É mais um impasse na Operação Marquês: depois ter admitido a hipótese, a juíza de instrução Sofia Pires decidiu, esta semana, enviar para o juiz Ivo Rosa a parte do processo que já estava em julgamento, mas que terá que ser refeita devido a um acórdão do Tribunal da Relação de Lisboa.
Desde maio que a juíza de instrução tem manifestado uma posição intermitente sobre o que fazer à decisão do Tribunal da Relação de Lisboa, que anulou a decisão instrutória do juiz Ivo Rosa (de maio de 2021), a qual enviou Carlos Santos Silva e José Sócrates a julgamento por crimes de falsificação de documentos e branqueamento de capitais.No texto da decisão de 2021, o juiz, colocou o empresário Carlos Santos Silva como o único (alegado) corruptor ativo de José Sócrates, contrariando a narrativa da acusação do Ministério Público, para quem o empresário deveria ser julgado por corrupção passiva, em co-autoria com o antigo primeiro-ministro.
Em maio deste ano, e com Ivo Rosa já com juiz desembargador, no Tribunal da Relação de Lisboa, a juíza começou por anunciar o envio do processo para o primeiro magistrado, de forma a que ele, como “juiz natural”, refizesse a decisão instrutória.
Um mês depois, e perante o facto de Ivo Rosa se encontrar de baixa médica, a magistrada judicial assumiu as rédeas do processo. Porém, Sofia Pires não podia, simplesmente, refazer a decisão. Porém, segundo a lei, a decisão instrutória só pode ser proferida pelo juiz que tiver realizado o debate instrutório (alegações finais na fase de instrução). Como Sofia Pires não presidiu a esse momento, a magistrada, a 21 de junho, declarou que iria agendar o debate e, posteriormente, avançar com nova decisão.
Só que, no final do mês de junho, a defesa de José Sócrates, num novo requerimento, revelou que, afinal, Ivo Rosa teve alta numa junta médica e já se encontrava ao serviço. Na sequência desta novidade, Sofia Pires admitiu rever a sua posição, pedindo informações ao Conselho Superior da Magistratura.
Esta semana, após a confirmação do CSM que Ivo Rosa já regressou ao serviço, segundo um despacho a que a VISÃO teve acesso, Sofia Pires declarou ter cessado o impedimento do juiz, ordenando a apresentação dos autos no Tribunal da Relação de Lisboa.

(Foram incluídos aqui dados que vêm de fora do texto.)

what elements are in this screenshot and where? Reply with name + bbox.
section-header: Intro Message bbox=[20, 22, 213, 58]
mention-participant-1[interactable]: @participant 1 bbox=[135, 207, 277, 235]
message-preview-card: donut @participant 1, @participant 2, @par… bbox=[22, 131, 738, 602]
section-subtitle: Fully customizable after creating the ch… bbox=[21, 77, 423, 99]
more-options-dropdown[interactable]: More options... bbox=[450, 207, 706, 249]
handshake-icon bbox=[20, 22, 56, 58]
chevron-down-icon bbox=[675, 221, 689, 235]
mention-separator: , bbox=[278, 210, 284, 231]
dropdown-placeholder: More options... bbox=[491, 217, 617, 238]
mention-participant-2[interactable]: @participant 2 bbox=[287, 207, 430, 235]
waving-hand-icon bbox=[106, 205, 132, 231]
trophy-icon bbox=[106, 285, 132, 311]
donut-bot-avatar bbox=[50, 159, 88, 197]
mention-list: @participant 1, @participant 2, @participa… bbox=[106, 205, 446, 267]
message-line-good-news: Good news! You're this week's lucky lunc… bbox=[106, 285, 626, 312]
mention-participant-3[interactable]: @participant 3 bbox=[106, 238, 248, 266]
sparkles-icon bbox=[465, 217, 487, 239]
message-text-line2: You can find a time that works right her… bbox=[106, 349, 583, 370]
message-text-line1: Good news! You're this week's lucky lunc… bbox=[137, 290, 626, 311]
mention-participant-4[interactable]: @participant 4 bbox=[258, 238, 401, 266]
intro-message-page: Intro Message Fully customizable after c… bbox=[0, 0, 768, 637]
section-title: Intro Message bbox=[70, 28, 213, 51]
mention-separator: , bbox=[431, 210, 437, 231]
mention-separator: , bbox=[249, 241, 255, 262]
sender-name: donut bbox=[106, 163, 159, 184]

Segundo fontes judiciais, não é certo que Ivo Rosa aceita a competência para refazer a decisão instrutória, já que não se encontra como juiz de primeira instância no Tribunal Central de Instrução Criminal, mas sim como desembargador na Relação de Lisboa. Se esta tese se confirmar, o caso arrastar-se-à mais alguns meses, já que este conflito de competência terá que ser dirimido pelos tribunais, sendo certo que José Sócrates poderá intervir nele com a apresentação de recursos e requerimentos.
A decisão de anular a pronúncia (ida a julgamento) de José Sócrates e do empresário Carlos Santos Silva por crimes de falsificação de documentos e branqueamento de capitais foi tomada em março pelo Tribunal da Relação de Lisboa. O acórdão determinou a remessa dos “autos ao tribunal de primeira instância a fim de ser proferida nova decisão instrutória”. Segundo as juízas desembargadoras Maria José Cortes, relatora, e Maria do Rosário Martins, juíza adjunta, “a nulidade em causa afeta e invalida a decisão instrutória de pronúncia em causa”.
José Sócrates foi acusado em 2017 pelo MP no processo Operação Marquês de 31 crimes, designadamente corrupção passiva, branqueamento de capitais, falsificação de documentos e fraude fiscal, mas na decisão instrutória, em 9 de abril de 2021, o juiz Ivo Rosa decidiu ilibar o antigo governante de 25 dos 31 crimes, pronunciando-o para julgamento apenas por três crimes de branqueamento de capitais e três de falsificação de documentos, juntamente com Carlos Santos Silva.